Let me just start by giving full disclosure, I work for an agency that is working on the following campaign.
So remember a couple of years ago when Zika became a thing? Well, it’s still a thing. It was in 2015 when a widespread epidemic of Zika fever, caused by the Zika virus in Brazil, spread to other parts of South and North America.
The Center for Disease Prevention & Control (CDC) recently launched a campaign aimed specifically at English- and Spanish-speaking Hispanic/Latinos, ages 18-44, who travel to Zika-affected countries; particularly pregnant women and their partners. And honestly, almost every single Central and South American country has some level of Zika warning.
The #ViajoSinZika campaign highlights everything you need to know (in English and Spanish) including, “Before You Go,” “During Your Trip,” and “After You Return.” They have a handy, printable fact sheet you can take on your trip as well! One very important thing to note is if you are pregnant right now, and are planning a trip…delay the trip!

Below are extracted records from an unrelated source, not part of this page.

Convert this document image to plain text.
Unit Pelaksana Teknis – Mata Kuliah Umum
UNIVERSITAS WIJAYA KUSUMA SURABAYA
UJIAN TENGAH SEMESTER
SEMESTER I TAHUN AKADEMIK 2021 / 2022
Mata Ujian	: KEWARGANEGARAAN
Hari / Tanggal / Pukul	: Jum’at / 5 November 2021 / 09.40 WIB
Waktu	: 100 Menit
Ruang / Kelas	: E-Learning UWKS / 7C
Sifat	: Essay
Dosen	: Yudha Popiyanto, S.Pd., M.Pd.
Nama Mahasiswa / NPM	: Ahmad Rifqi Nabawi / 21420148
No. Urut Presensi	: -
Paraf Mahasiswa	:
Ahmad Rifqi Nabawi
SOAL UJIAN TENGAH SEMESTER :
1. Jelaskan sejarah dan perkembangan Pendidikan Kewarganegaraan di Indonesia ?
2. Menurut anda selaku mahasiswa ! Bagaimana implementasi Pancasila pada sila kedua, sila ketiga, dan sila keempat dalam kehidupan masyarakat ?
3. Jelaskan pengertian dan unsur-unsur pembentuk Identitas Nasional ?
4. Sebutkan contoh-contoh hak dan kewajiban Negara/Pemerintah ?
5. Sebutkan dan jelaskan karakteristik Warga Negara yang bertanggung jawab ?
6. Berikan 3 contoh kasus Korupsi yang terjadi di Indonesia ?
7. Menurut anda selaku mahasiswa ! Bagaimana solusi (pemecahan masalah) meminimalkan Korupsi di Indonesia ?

This is what the CDC knows so far about Zika:
- Zika is spread mostly by the bite of an infected Aedes species mosquito (Ae. aegypti and Ae. albopictus). These mosquitoes bite during the day and night.
- Zika can be passed from a pregnant woman to her fetus. Infection during pregnancy can cause certain birth defects.
- There is no vaccine or medicine for Zika.
- Local mosquito-borne Zika virus transmission has been reported in the continental United States. Learn more.
Although women need to be especially careful when it comes to contracting the Zika virus, men need to be careful as well, as they can transmit the virus during sexual intercourse.